陽子線治療は、がん細胞のみを狙い撃ちできるため、他の正常な細胞へのダメージが小さく、従来の放射線治療と比較すると副作用が軽くすみます。体への負担や、治療後の社会復帰に支障をきたすことが少なく、QOL(生活の質)を保つことができます。また、治療期間中は原則として入院する必要はなく、通院での治療となります。

陽子線治療のメリット

  • がん病巣のみに、ピンポイントで高いエネルギーで照射できるため、優れた治療効果が期待できる。
  • 放射線の影響をうけやすい臓器の副作用を減らしがん病巣を的確に治療することができる。
  • 体への負担が少ないため、高齢者や体力のない人にも治療を施せる。
  • 小児や若年者では、放射線治療を受けた後の二次がんの発生を低く抑えることができる。
  • 合併症があるために手術ができない人も治療を受けられる。
  • 入院の必要がなく、毎日の通院で治療を受けられる。
  • 治療後の社会復帰や日常生活への支障をきたすことが少なく、高いQOLを維持できる。

陽子線の副作用

陽子線治療は、従来の放射線と比較すると正常な組織への影響が少ないため副作用を軽減することができます。
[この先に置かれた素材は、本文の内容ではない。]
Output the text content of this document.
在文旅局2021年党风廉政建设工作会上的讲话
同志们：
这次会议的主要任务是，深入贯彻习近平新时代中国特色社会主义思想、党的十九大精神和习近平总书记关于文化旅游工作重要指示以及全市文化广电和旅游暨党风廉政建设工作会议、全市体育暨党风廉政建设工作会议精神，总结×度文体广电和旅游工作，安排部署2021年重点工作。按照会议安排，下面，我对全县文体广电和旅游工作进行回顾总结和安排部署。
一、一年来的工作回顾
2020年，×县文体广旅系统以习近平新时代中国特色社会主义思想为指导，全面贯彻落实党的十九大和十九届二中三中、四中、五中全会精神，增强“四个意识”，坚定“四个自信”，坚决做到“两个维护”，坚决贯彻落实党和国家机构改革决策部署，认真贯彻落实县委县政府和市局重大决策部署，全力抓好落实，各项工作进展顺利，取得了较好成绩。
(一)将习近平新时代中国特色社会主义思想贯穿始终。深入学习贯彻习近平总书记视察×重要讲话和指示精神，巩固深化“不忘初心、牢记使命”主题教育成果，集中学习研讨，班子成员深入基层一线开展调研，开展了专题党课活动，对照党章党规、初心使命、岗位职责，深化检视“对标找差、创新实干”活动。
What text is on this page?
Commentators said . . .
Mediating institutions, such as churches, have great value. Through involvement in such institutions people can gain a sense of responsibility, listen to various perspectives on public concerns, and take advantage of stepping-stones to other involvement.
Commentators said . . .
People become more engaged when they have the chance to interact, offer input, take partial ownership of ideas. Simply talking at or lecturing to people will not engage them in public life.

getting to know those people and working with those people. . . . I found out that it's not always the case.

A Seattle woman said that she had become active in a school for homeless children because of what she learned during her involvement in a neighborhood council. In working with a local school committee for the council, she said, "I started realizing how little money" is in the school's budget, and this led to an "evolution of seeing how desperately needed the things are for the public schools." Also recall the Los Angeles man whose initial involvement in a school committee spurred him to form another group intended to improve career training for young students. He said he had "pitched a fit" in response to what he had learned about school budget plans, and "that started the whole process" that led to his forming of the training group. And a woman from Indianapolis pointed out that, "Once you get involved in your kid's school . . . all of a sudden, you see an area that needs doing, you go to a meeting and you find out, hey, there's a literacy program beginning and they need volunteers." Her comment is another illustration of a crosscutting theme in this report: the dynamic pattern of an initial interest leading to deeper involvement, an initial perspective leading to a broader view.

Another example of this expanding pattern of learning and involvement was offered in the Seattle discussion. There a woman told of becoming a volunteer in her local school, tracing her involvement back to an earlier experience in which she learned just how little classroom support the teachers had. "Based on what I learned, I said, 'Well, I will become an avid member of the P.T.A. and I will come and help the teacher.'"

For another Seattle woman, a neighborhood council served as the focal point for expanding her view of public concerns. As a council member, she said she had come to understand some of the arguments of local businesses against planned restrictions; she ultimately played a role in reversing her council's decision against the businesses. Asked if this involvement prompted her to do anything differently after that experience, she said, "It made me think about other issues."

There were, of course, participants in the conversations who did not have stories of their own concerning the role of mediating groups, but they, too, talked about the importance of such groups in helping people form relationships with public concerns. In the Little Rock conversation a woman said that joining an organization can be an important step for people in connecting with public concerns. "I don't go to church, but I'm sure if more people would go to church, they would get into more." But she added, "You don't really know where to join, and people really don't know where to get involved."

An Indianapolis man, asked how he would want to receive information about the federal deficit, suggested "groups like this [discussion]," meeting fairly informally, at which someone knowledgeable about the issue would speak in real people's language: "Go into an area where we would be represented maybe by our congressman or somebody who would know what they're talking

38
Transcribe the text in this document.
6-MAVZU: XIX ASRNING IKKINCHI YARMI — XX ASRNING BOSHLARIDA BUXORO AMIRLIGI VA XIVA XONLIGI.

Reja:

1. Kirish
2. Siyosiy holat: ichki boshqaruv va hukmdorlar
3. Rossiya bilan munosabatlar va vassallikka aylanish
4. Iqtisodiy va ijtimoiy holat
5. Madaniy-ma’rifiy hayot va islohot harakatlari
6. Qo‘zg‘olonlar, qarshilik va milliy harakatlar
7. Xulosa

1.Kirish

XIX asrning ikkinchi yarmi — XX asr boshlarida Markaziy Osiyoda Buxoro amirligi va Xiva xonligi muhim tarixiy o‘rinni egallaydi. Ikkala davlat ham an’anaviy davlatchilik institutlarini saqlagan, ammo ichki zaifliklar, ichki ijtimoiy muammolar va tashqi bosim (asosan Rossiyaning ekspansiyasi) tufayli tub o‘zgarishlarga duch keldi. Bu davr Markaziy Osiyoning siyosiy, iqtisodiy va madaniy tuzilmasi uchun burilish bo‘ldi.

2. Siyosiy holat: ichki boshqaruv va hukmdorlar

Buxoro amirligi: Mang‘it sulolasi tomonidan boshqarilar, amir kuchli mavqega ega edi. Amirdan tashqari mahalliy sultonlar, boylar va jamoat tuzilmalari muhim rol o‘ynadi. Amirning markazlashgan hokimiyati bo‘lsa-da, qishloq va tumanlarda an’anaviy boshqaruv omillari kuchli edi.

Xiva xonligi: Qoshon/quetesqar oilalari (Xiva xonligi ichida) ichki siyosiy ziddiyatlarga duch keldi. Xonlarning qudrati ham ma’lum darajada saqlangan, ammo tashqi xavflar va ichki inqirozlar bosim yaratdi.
ただ副作用がまったくないとは言えず、たとえば、照射した部位の皮膚に日焼けのような症状がみられることなどがあります。また、治療後の副作用は、病巣の部位や陽子線の照射角度によってそれぞれ異なります。治療時には、専門医より詳しく説明いたしますので、よく理解したうえで治療を受けるようにしましょう。